Geçen haftalarda yoğun gösterilere sahne olan Birleşik Krallık’ta ise durum yatışmış gibi. Birleşik Krallık 12 Aralık’ta seçime gidiyor. Bu seçim Brexit durumuna da açıklık getirecek. Brexit’in “nasıl” gerçekleşeceği, hatta gerçekleşip gerçekleşmeyeceği bile 12 Aralık seçiminden sonra açıklık kazanacak gibi görünüyor.
Yapılan referanduma ve aradan geçen 3 sene kadar bir süreye rağmen Birleşik Krallık Brexit’i gerçekleştiremeyerek Dünya’da büyük bir şaşkınlığa sebep olmuş durumda. Brexit’in şimdiye kadar gerçekleşmemesinin sebebi Parlamentonun bu konuda çok bölünmüş olması. Birleşik Krallık sadece Brexit konusunda değil, Brexit’in nasıl gerçekleştirileceği konusunda da anlaşamıyor.
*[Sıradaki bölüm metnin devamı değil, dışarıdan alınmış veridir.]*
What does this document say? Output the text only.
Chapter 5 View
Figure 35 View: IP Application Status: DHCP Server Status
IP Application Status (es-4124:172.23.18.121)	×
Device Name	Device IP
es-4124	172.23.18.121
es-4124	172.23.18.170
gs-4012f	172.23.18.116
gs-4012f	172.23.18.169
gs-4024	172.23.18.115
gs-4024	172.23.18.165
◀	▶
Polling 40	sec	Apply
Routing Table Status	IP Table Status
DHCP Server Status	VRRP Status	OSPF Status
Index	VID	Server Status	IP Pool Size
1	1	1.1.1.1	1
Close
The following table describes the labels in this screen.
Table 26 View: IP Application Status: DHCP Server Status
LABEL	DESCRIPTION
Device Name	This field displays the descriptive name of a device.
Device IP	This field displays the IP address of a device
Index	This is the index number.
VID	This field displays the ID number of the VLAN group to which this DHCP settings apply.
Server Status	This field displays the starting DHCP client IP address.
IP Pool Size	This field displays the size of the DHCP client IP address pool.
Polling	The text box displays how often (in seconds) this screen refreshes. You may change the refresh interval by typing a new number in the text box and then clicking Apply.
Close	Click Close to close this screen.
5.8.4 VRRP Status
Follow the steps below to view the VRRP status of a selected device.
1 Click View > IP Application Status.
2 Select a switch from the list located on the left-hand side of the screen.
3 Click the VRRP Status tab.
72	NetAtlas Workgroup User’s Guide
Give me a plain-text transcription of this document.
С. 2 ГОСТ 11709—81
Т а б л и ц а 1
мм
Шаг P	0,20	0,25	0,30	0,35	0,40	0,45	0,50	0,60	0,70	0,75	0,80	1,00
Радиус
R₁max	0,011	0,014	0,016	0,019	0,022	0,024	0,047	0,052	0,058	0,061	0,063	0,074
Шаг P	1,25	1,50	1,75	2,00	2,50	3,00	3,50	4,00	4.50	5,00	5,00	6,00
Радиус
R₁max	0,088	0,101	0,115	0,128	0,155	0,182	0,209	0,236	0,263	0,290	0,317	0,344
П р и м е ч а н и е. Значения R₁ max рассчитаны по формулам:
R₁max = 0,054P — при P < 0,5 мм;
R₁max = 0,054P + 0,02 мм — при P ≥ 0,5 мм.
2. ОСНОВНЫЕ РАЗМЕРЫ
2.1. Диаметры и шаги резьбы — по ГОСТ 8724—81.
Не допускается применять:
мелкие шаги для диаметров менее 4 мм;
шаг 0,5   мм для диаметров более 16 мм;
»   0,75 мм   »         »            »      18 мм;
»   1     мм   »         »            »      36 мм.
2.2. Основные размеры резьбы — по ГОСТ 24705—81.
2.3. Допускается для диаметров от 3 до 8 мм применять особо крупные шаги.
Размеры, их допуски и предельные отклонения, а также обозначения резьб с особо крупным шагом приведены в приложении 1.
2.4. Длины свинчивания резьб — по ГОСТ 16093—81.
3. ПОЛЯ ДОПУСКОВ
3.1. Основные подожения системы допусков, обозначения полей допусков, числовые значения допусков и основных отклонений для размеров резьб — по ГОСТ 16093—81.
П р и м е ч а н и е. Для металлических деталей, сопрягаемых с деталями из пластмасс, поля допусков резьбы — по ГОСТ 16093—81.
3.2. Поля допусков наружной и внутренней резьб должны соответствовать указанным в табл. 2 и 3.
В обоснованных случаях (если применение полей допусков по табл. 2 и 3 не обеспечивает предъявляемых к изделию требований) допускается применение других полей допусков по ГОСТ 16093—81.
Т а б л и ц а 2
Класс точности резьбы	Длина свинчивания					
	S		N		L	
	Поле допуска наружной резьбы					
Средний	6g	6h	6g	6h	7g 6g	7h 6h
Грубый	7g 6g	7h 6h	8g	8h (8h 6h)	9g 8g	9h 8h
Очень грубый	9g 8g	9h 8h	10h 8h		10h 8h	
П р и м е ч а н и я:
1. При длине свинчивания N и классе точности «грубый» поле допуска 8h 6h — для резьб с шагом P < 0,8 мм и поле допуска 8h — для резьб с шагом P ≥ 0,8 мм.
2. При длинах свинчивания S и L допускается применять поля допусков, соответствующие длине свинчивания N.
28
Şimdi 12 Aralık seçiminden sonra ortaya çıkacak Parlamentonun Brexit konusunda son sözü söyleyeceği ve nihayet Birleşik Krallığın Brexit düğümünü
çözeceği ümit ediliyor. Tabii Theresa May’ın 2017 yılı Haziran ayında aynı düşünce ile seçime gittiğini, ancak ortaya çıkan durumun Brexit çıkmazını daha da katılaştırdığını hatırlayanlar durumdan o kadar da ümitvar değiller.
Dünya’da yayılan gösterilere baktığımızda, bütün bu sorunlu ülkeler arasında Türkiye’den en fazla ilgi çeken ikisinin Lübnan ve Irak olduğuna şüphe yok. Bu iki ülkede meydana gelen gelişmelerin sonuçta Türkiye’ye yansımalarının ve etkilerinin olacağı düşünülüyor. Lübnan’ın geçmişte yaşadığı iç savaş sırasında terör örgütlerinin bir merkezi durumuna geldiği ve Lübnan’dan kaynaklanan istikrarsızlığın bölgemizi olumsuz bir şekilde etkilediği hala hatırlarda.
Irak ise 378 km kara sınırını paylaştığımız bir komşumuz. PKK terör örgütüne karşı Irak içinde yürüttüğümüz mücadele sınır ve ülke güvenliğimiz için hayati bir önem taşıyor. Türkiye, Irak’la yoğun bir ekonomik işbirliği de yürütüyor. Türkiye-Irak ticaret hacmi 2018 yılında 10 milyar dolar civarında gerçekleşmiş.
Türkiye, Irak’a 2018 yılında 8.35 milyar dolarlık mal satmış, bu ülkeden 1.42 milyar dolarlık mal satın almış. Türkiye’nin hem Lübnan hem de Irak’la ekonomik ilişkileri sadece ticaret alanında değil. Türkiye ile bu iki ülke arasında yoğun bir ulaşım ağı var. Irak’tan Türkiye’ye 2018 yılında gelen turist sayısı 1,2 milyona yaklaşmış.
Lübnan’da halk gösterilerinin bu ülkenin zaten kırılgan olan siyasi yapısını daha da bozmasından, ülkeyi yine bir iç savaş eşiğine taşımasından endişe ediliyor. Ülkede kronik hale gelen kötü yönetim ve yolsuzlukların çözümünü sokaklarda aramak zorunda bırakılan Lübnan halkı çaresiz görünüyor; Lübnan siyasi yapısı ülke sorunlarının çözümüne hizmet etmiyor.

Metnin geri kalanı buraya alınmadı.